The following errors may be reported:

- Invalid Time - Time does not follow a valid time in the format HH:MM:SS.
- Invalid Date - Date values should be formatted as YYYY-MM-DD.
- Unexpected Column - One of the first 6 column names is not from the expected list of column names (or is not in the correct order). If this warning occurs, the columns must be resolved in the correct name and order first, otherwise no other checking is done. 
    - Expects data files to contain the first 6 columns with the exact following names:
        project_name, site_id, latitude, longitude, date_YYYY-MM-DD, time_HH:MM:SS
- Unexpected Metre - All following metre columns after the first 6 column names should be formatted as "<decimal>_m" only.
- No Measurements - No measurement columns are detected in the file.
- File Type - The file read in is not supported.
- Coordinate - A latitude or longitude value contains something that is not valid.
- Latitude - A latitude value is found that is not valid (Less than -90 or greater than 90).
- Longitude - A longitude value is found that is not valid (Less than -180 or greater than 180).
- Temperature - A temperature value is found that is not a valid temperature.

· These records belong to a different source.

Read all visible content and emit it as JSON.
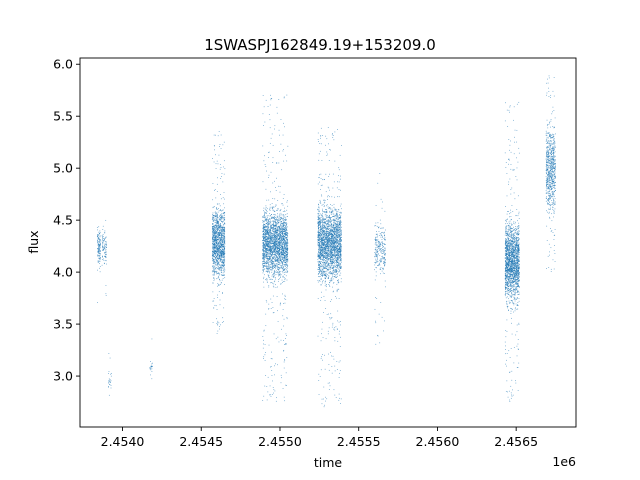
{
  "chart_data": {
    "type": "scatter",
    "title": "1SWASPJ162849.19+153209.0",
    "xlabel": "time",
    "ylabel": "flux",
    "x_offset_label": "1e6",
    "x_ticks": [
      {
        "value": 2.454,
        "label": "2.4540"
      },
      {
        "value": 2.4545,
        "label": "2.4545"
      },
      {
        "value": 2.455,
        "label": "2.4550"
      },
      {
        "value": 2.4555,
        "label": "2.4555"
      },
      {
        "value": 2.456,
        "label": "2.4560"
      },
      {
        "value": 2.4565,
        "label": "2.4565"
      }
    ],
    "y_ticks": [
      {
        "value": 3.0,
        "label": "3.0"
      },
      {
        "value": 3.5,
        "label": "3.5"
      },
      {
        "value": 4.0,
        "label": "4.0"
      },
      {
        "value": 4.5,
        "label": "4.5"
      },
      {
        "value": 5.0,
        "label": "5.0"
      },
      {
        "value": 5.5,
        "label": "5.5"
      },
      {
        "value": 6.0,
        "label": "6.0"
      }
    ],
    "xlim": [
      2.45373,
      2.45688
    ],
    "ylim": [
      2.51,
      6.06
    ],
    "grid": false,
    "marker_color": "#1f77b4",
    "seasons": [
      {
        "x": [
          2.45384,
          2.45386
        ],
        "core": [
          3.95,
          4.5
        ],
        "full": [
          3.6,
          4.82
        ],
        "count": 120
      },
      {
        "x": [
          2.45387,
          2.4539
        ],
        "core": [
          4.0,
          4.5
        ],
        "full": [
          3.7,
          4.65
        ],
        "count": 90
      },
      {
        "x": [
          2.45391,
          2.45393
        ],
        "core": [
          2.85,
          3.1
        ],
        "full": [
          2.75,
          3.3
        ],
        "count": 25
      },
      {
        "x": [
          2.45417,
          2.45419
        ],
        "core": [
          2.95,
          3.2
        ],
        "full": [
          2.88,
          3.36
        ],
        "count": 20
      },
      {
        "x": [
          2.45457,
          2.45465
        ],
        "core": [
          3.8,
          4.75
        ],
        "full": [
          3.4,
          5.38
        ],
        "count": 1300
      },
      {
        "x": [
          2.45489,
          2.45505
        ],
        "core": [
          3.8,
          4.75
        ],
        "full": [
          2.75,
          5.72
        ],
        "count": 2400
      },
      {
        "x": [
          2.45524,
          2.45539
        ],
        "core": [
          3.75,
          4.8
        ],
        "full": [
          2.7,
          5.4
        ],
        "count": 2400
      },
      {
        "x": [
          2.4556,
          2.45567
        ],
        "core": [
          3.85,
          4.6
        ],
        "full": [
          3.3,
          4.95
        ],
        "count": 260
      },
      {
        "x": [
          2.45643,
          2.45652
        ],
        "core": [
          3.55,
          4.65
        ],
        "full": [
          2.7,
          5.65
        ],
        "count": 1800
      },
      {
        "x": [
          2.45669,
          2.45675
        ],
        "core": [
          4.4,
          5.6
        ],
        "full": [
          4.0,
          5.9
        ],
        "count": 700
      }
    ]
  }
}
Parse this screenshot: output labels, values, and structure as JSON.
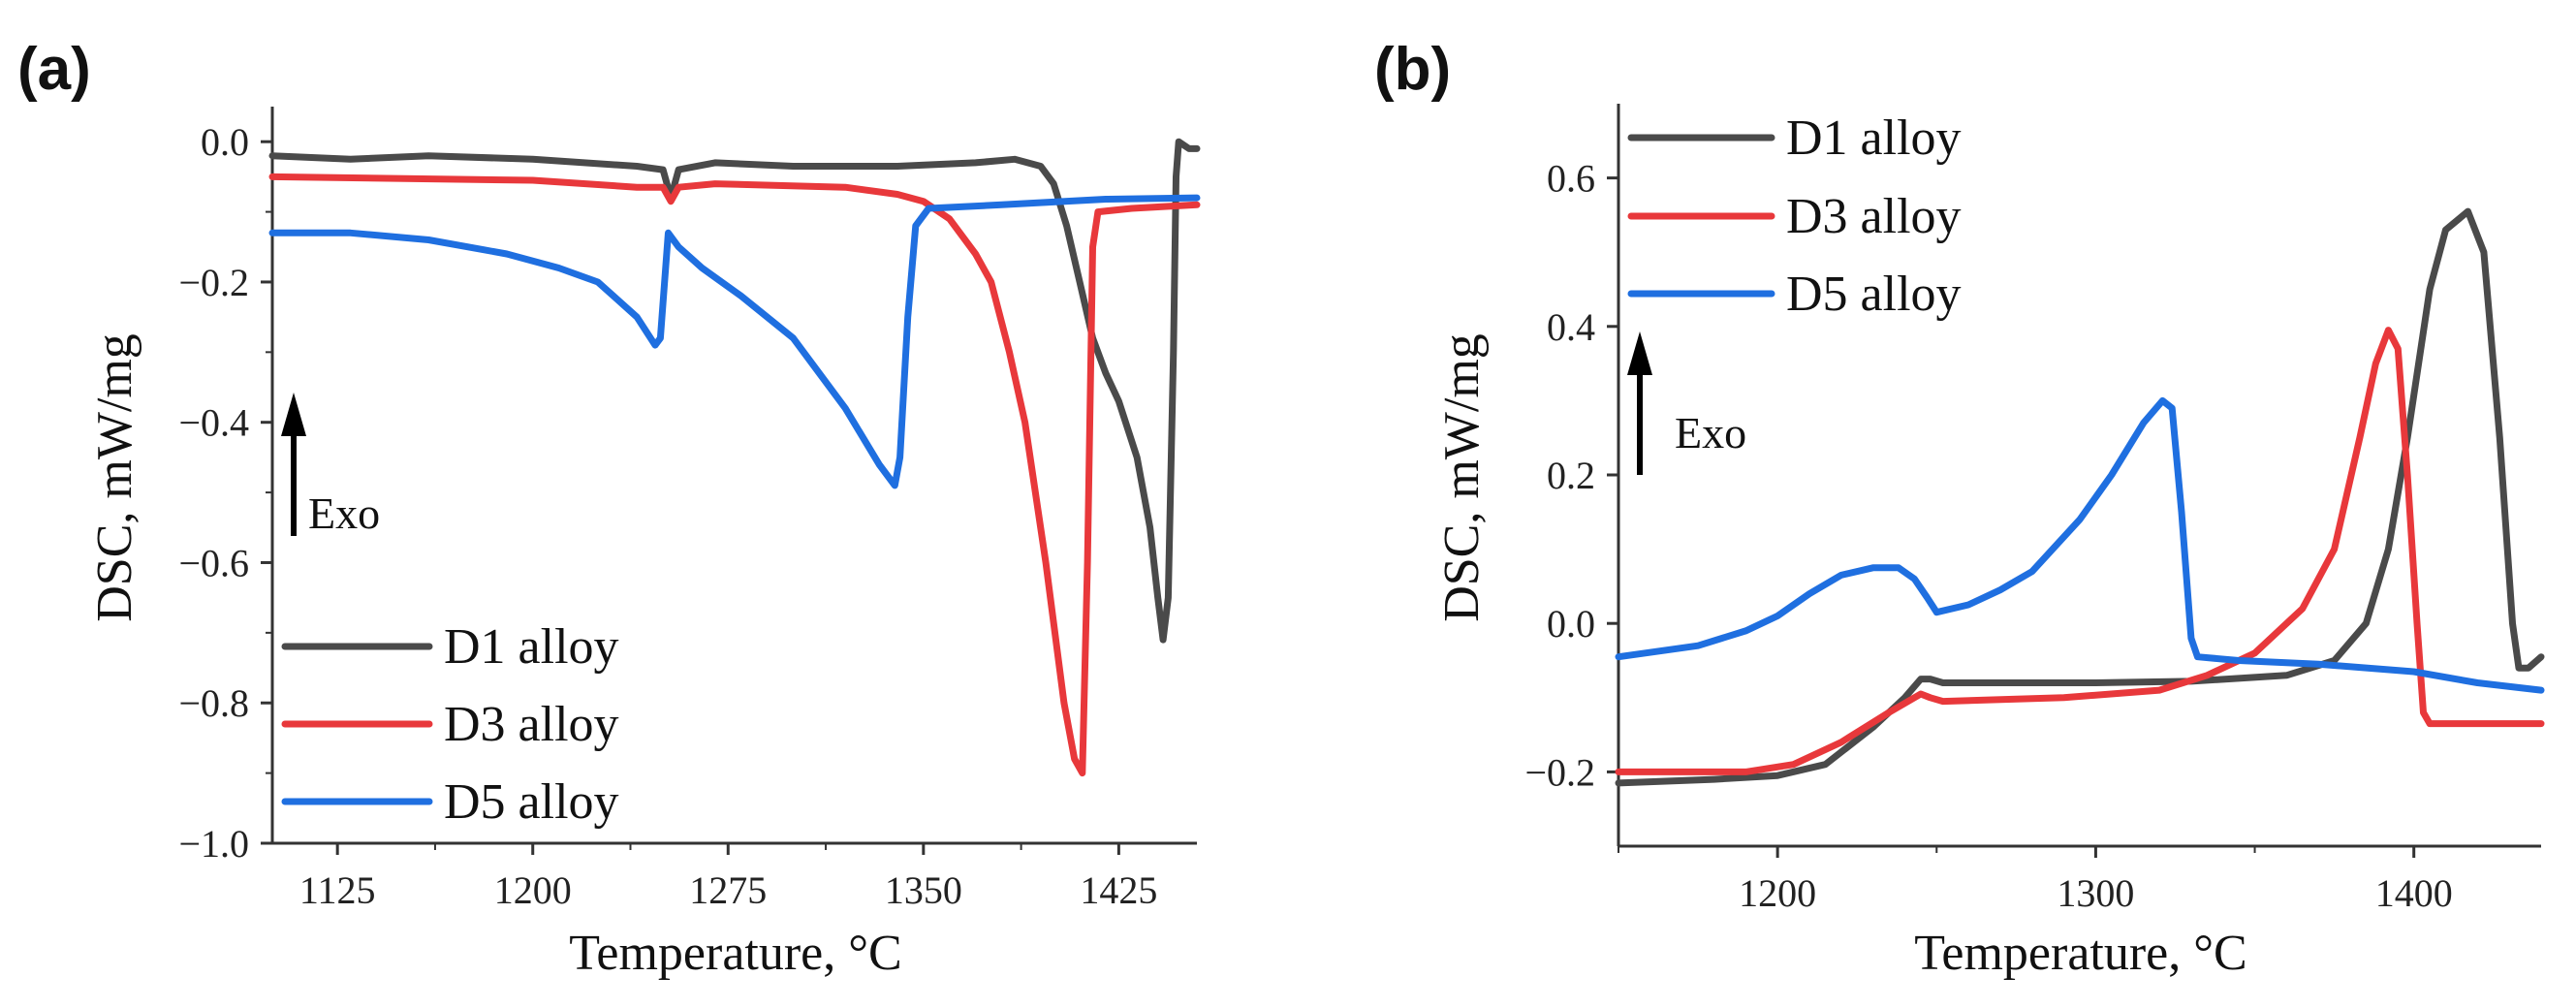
{
  "chart_data": [
    {
      "type": "line",
      "panel_label": "(a)",
      "xlabel": "Temperature, °C",
      "ylabel": "DSC, mW/mg",
      "xlim": [
        1100,
        1455
      ],
      "ylim": [
        -1.0,
        0.05
      ],
      "xticks": [
        1125,
        1200,
        1275,
        1350,
        1425
      ],
      "yticks": [
        0.0,
        -0.2,
        -0.4,
        -0.6,
        -0.8,
        -1.0
      ],
      "ytick_labels": [
        "0.0",
        "−0.2",
        "−0.4",
        "−0.6",
        "−0.8",
        "−1.0"
      ],
      "annotation": "Exo",
      "legend_position": "bottom-left",
      "series": [
        {
          "name": "D1 alloy",
          "color": "#4a4a4a",
          "x": [
            1100,
            1130,
            1160,
            1200,
            1240,
            1250,
            1253,
            1256,
            1270,
            1300,
            1340,
            1370,
            1385,
            1395,
            1400,
            1405,
            1410,
            1415,
            1420,
            1425,
            1432,
            1437,
            1440,
            1442,
            1444,
            1446,
            1447,
            1448,
            1452,
            1455
          ],
          "y": [
            -0.02,
            -0.025,
            -0.02,
            -0.025,
            -0.035,
            -0.04,
            -0.08,
            -0.04,
            -0.03,
            -0.035,
            -0.035,
            -0.03,
            -0.025,
            -0.035,
            -0.06,
            -0.12,
            -0.2,
            -0.28,
            -0.33,
            -0.37,
            -0.45,
            -0.55,
            -0.65,
            -0.71,
            -0.65,
            -0.3,
            -0.05,
            0.0,
            -0.01,
            -0.01
          ]
        },
        {
          "name": "D3 alloy",
          "color": "#e8383b",
          "x": [
            1100,
            1200,
            1240,
            1250,
            1253,
            1256,
            1270,
            1320,
            1340,
            1350,
            1360,
            1370,
            1376,
            1383,
            1389,
            1397,
            1404,
            1408,
            1411,
            1413,
            1415,
            1417,
            1430,
            1455
          ],
          "y": [
            -0.05,
            -0.055,
            -0.065,
            -0.065,
            -0.085,
            -0.065,
            -0.06,
            -0.065,
            -0.075,
            -0.085,
            -0.11,
            -0.16,
            -0.2,
            -0.3,
            -0.4,
            -0.6,
            -0.8,
            -0.88,
            -0.9,
            -0.6,
            -0.15,
            -0.1,
            -0.095,
            -0.09
          ]
        },
        {
          "name": "D5 alloy",
          "color": "#1f6fe0",
          "x": [
            1100,
            1130,
            1160,
            1190,
            1210,
            1225,
            1240,
            1247,
            1249,
            1252,
            1256,
            1265,
            1280,
            1300,
            1320,
            1333,
            1339,
            1341,
            1344,
            1347,
            1352,
            1380,
            1420,
            1455
          ],
          "y": [
            -0.13,
            -0.13,
            -0.14,
            -0.16,
            -0.18,
            -0.2,
            -0.25,
            -0.29,
            -0.28,
            -0.13,
            -0.15,
            -0.18,
            -0.22,
            -0.28,
            -0.38,
            -0.46,
            -0.49,
            -0.45,
            -0.25,
            -0.12,
            -0.095,
            -0.09,
            -0.082,
            -0.08
          ]
        }
      ]
    },
    {
      "type": "line",
      "panel_label": "(b)",
      "xlabel": "Temperature, °C",
      "ylabel": "DSC, mW/mg",
      "xlim": [
        1150,
        1440
      ],
      "ylim": [
        -0.3,
        0.7
      ],
      "xticks": [
        1200,
        1300,
        1400
      ],
      "yticks": [
        0.6,
        0.4,
        0.2,
        0.0,
        -0.2
      ],
      "ytick_labels": [
        "0.6",
        "0.4",
        "0.2",
        "0.0",
        "−0.2"
      ],
      "annotation": "Exo",
      "legend_position": "top-left",
      "series": [
        {
          "name": "D1 alloy",
          "color": "#4a4a4a",
          "x": [
            1150,
            1180,
            1200,
            1215,
            1230,
            1240,
            1245,
            1248,
            1252,
            1300,
            1330,
            1360,
            1375,
            1385,
            1392,
            1398,
            1405,
            1410,
            1417,
            1422,
            1427,
            1431,
            1433,
            1436,
            1440
          ],
          "y": [
            -0.215,
            -0.21,
            -0.205,
            -0.19,
            -0.14,
            -0.1,
            -0.075,
            -0.075,
            -0.08,
            -0.08,
            -0.078,
            -0.07,
            -0.05,
            0.0,
            0.1,
            0.25,
            0.45,
            0.53,
            0.555,
            0.5,
            0.25,
            0.0,
            -0.06,
            -0.06,
            -0.045
          ]
        },
        {
          "name": "D3 alloy",
          "color": "#e8383b",
          "x": [
            1150,
            1190,
            1205,
            1220,
            1235,
            1245,
            1248,
            1252,
            1290,
            1320,
            1335,
            1350,
            1365,
            1375,
            1383,
            1388,
            1392,
            1395,
            1398,
            1401,
            1403,
            1405,
            1440
          ],
          "y": [
            -0.2,
            -0.2,
            -0.19,
            -0.16,
            -0.12,
            -0.095,
            -0.1,
            -0.105,
            -0.1,
            -0.09,
            -0.07,
            -0.04,
            0.02,
            0.1,
            0.25,
            0.35,
            0.395,
            0.37,
            0.2,
            0.0,
            -0.12,
            -0.135,
            -0.135
          ]
        },
        {
          "name": "D5 alloy",
          "color": "#1f6fe0",
          "x": [
            1150,
            1175,
            1190,
            1200,
            1210,
            1220,
            1230,
            1238,
            1243,
            1247,
            1250,
            1260,
            1270,
            1280,
            1295,
            1305,
            1315,
            1321,
            1324,
            1327,
            1330,
            1332,
            1345,
            1370,
            1400,
            1420,
            1440
          ],
          "y": [
            -0.045,
            -0.03,
            -0.01,
            0.01,
            0.04,
            0.065,
            0.075,
            0.075,
            0.06,
            0.035,
            0.015,
            0.025,
            0.045,
            0.07,
            0.14,
            0.2,
            0.27,
            0.3,
            0.29,
            0.15,
            -0.02,
            -0.045,
            -0.05,
            -0.055,
            -0.065,
            -0.08,
            -0.09
          ]
        }
      ]
    }
  ]
}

_XLS and XLSX files are **not recommended** as they can be problematic when parsing date/time values. Please consider saving data in CSV format._

_If you do decide to use XLS(X) files, ensure that the data is located in the first sheet as this is is the only sheet that is checked_.
 
# CSV Column Melter
The `CSVColMelter` accepts existing ground temperature data files that are in the **wide** format and converts it to the **long** CSV format through  transposition of depth columns. Files must conform to the NTGS-style ground temperature file format. This can be verified with the `FileDataChecker`.

The CSV Column Melter can be run by passing arguments through the command line, but it can also be imported for use as a module. 

### The following functions are available from the class:

`@static timezone_check(tz: str)`

Converts the timezone value to a float and checks if it is within reasonable range. Function for the command line argument parsing.

`@static pathExists(path: str)` 

Checks for the existence of a path and raises an exception if it does not exist.

`getISOFormat(date: str or datetime.datetime, time: str or datetime.time)`

Used in pandas value interpretation. Parses a date string as YYYY-MM-DD or datetime.datetime object and a time string as HH:MM:SS or a datetime.time object, returns a datetime.datetime object in ISO format.

`meltFile(filename: str, outLoc: str)`

Opens file for melting, outputs to specified output location (outLoc) when dataframe has been melted.

`meltDataFrame(df: pandas.DataFrame)`

Dataframe of read in file is manipulated from wide to long format.

# Conversion to NetCDF 
`NTGS_to_NetCDF` converts NTGS-style CSV files into NetCDF (`.nc`). Currently a work in progress.